I responded, “No, I was awake for the whole thing.” I wanted to laugh or maybe cry. Adrenalin was still making my heart pump faster than usual. I was alive and I could feel giggle bubbles rising in my chest. I wanted to shout, “I’m not dead!” The police trouper looked like a no nonsense kind of person and I decided to suppress my joy for the moment.

“We’ll get your car towed and I’ll drive you to the station where you can call someone to pick you up,” he said. I could see him watching me walk as he led me to the cruiser. I was still a little dizzy and wondered if the car had rolled over more than once. My knees were weak but I had no trouble getting into the cruiser. I babbled about the skunk and how I hadn’t wanted to hit it. He glanced at me in his rear view mirror and said, “Next time, hit the skunk.”

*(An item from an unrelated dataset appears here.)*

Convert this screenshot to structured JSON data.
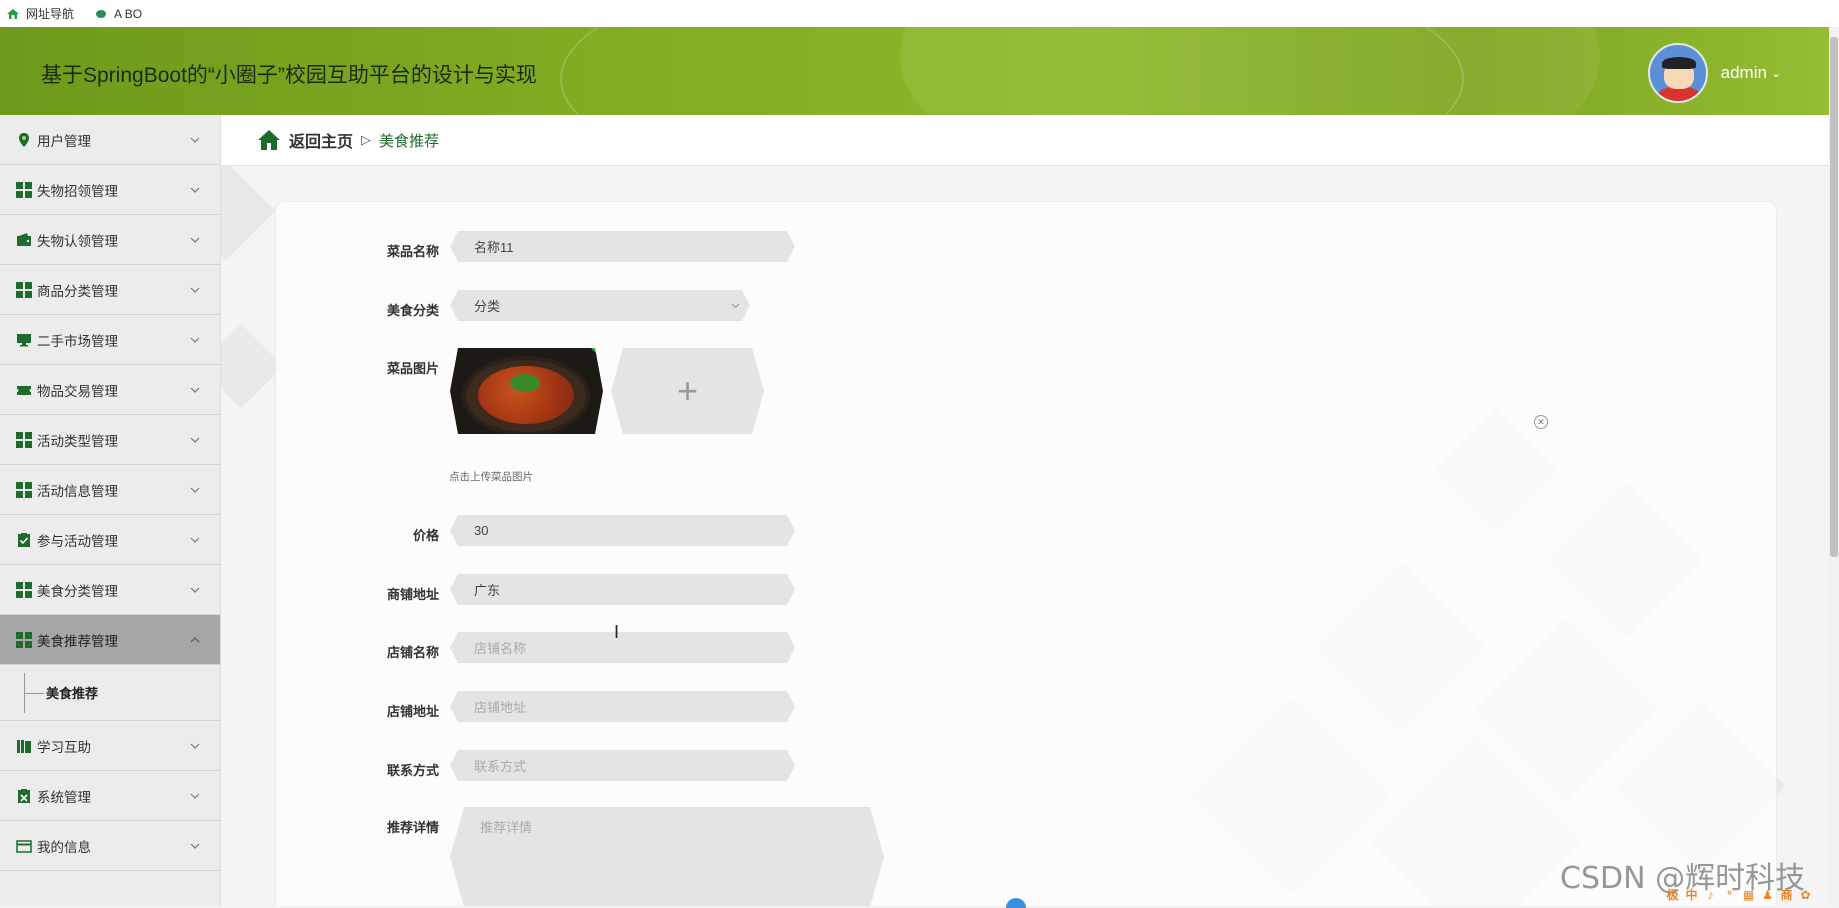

When we got to the State Police barracks I realized that my first call should be to my doctor. As a person with a bleeding disorder I could not believe that I had escaped with no injuries. My hematologist was on call. He listened and then said, “I want you to put the phone down and feel all over your head for any sore spots.” I looked around at the police officers behind the desk and heaved a sigh. This I thought would cause the officers to question my sanity. I did as the doctor requested. I ran my fingers across my face and massaged my scalp. “No soreness,” I said, picking up the phone again.

“Good,” he said, “but I want you to come to the hospital anyway.” Like me he was doubtful that I had escaped with no internal injury.

Next, I called my spouse, Robin. “Would you come get me?” I said, trying to keep my voice as calm as possible. “I’m at the State Police Barracks. I’m fine. I’ll tell you the story when you get here.”

After examination in the hospital it was determined that I was unhurt. Back at home as I drifted off to sleep, I thought for one last time, “I am not Ivy.”